One of our other last multi-pitches was Hurricane Lamps Crack which I enjoyed but Doug found a bit choppy. The first pitch requires just a few chimney moves to start but most of it you can stem. Pitch two is up a steep crack and has multiple options. Pitch three traverses a small ledge to pull around a nose of rock and up steeply. Pitch four is short, just 10 metres, but is tough to combine with pitch three due to rope drag. There's a slightly stiff for the grade but fun start and then you are up on the "tennis court" and the final two pitches are easy rambling to grade 8 and can be done as one long pitch. 

We also did a few routes up at Preludes Wall as it stays shady in the afternoon.
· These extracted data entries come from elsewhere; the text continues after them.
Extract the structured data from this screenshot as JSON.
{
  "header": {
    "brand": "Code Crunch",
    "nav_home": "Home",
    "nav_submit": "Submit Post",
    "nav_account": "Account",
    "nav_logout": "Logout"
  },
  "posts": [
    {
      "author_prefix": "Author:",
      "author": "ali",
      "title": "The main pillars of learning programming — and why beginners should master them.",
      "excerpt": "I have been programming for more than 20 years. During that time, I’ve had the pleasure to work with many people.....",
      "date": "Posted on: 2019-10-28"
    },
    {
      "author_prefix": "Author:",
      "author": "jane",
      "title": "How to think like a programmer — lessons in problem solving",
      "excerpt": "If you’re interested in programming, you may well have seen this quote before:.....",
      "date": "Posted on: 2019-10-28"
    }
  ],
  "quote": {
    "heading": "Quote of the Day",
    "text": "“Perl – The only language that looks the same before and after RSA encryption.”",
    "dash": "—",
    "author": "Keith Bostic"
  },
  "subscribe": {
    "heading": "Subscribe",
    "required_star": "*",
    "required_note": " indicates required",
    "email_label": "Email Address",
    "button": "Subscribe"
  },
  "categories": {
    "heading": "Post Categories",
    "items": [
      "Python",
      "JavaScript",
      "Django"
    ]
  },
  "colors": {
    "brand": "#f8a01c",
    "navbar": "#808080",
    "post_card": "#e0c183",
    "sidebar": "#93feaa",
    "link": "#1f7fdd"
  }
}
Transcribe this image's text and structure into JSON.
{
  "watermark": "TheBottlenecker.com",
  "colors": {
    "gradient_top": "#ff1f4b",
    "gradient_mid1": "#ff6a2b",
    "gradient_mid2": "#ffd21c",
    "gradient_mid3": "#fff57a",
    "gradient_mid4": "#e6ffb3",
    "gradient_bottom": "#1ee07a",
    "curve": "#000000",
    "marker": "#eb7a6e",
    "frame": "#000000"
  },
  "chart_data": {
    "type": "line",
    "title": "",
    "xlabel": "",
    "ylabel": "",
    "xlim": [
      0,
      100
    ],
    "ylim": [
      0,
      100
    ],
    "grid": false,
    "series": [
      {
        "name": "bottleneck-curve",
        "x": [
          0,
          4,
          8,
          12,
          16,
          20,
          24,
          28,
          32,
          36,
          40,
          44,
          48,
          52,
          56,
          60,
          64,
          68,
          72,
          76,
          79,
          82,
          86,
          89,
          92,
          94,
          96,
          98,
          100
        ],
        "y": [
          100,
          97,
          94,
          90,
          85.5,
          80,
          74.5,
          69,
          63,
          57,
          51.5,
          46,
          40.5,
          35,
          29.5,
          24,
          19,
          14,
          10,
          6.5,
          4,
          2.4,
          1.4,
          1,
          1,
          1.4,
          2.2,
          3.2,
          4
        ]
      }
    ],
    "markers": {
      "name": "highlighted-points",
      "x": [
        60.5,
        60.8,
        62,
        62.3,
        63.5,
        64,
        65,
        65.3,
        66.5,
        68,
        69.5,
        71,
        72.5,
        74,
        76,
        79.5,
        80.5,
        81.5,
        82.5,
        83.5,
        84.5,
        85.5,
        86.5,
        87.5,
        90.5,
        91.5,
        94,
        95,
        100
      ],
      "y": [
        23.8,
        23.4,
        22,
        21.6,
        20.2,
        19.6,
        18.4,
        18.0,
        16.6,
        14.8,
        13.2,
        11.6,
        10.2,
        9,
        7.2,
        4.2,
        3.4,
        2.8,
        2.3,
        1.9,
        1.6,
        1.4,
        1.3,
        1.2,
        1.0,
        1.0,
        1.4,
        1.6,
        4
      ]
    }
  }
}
All good routes that are between 25 and 35 metres long and feel a bit stiff even for Arapiles grades. Steep and technical at the same time requiring good footwork and body tension. Of course, the Pillars of Hercules at the top provide bomber anchors and there is a rappel anchor at the far left side (25 metre rappel). 

After six weeks or so of climbing, we've finally left Arapiles and are now in the Grampians. The climbing was beginning to feel a bit the same - which is not a criticism of Arapiles as, everywhere in the world I've climbed if you stay in one place the climbing begins to feel a bit the same. Squamish is slabs and cracks, more slabs, more cracks. Skaha is steep crimping followed by more steep crimping, the Black Rocks are steep basalt jugs and cracks, Frenchmans Coulee is similar, and, well, you get the picture. It was also starting to get a bit hot at Arapiles with lots more days of continuous over 30 Celsius days in the forecast. Already I've got a bunch of Grampians hikes to write up and not much time so the boring travelogue type blog post is likely to continue.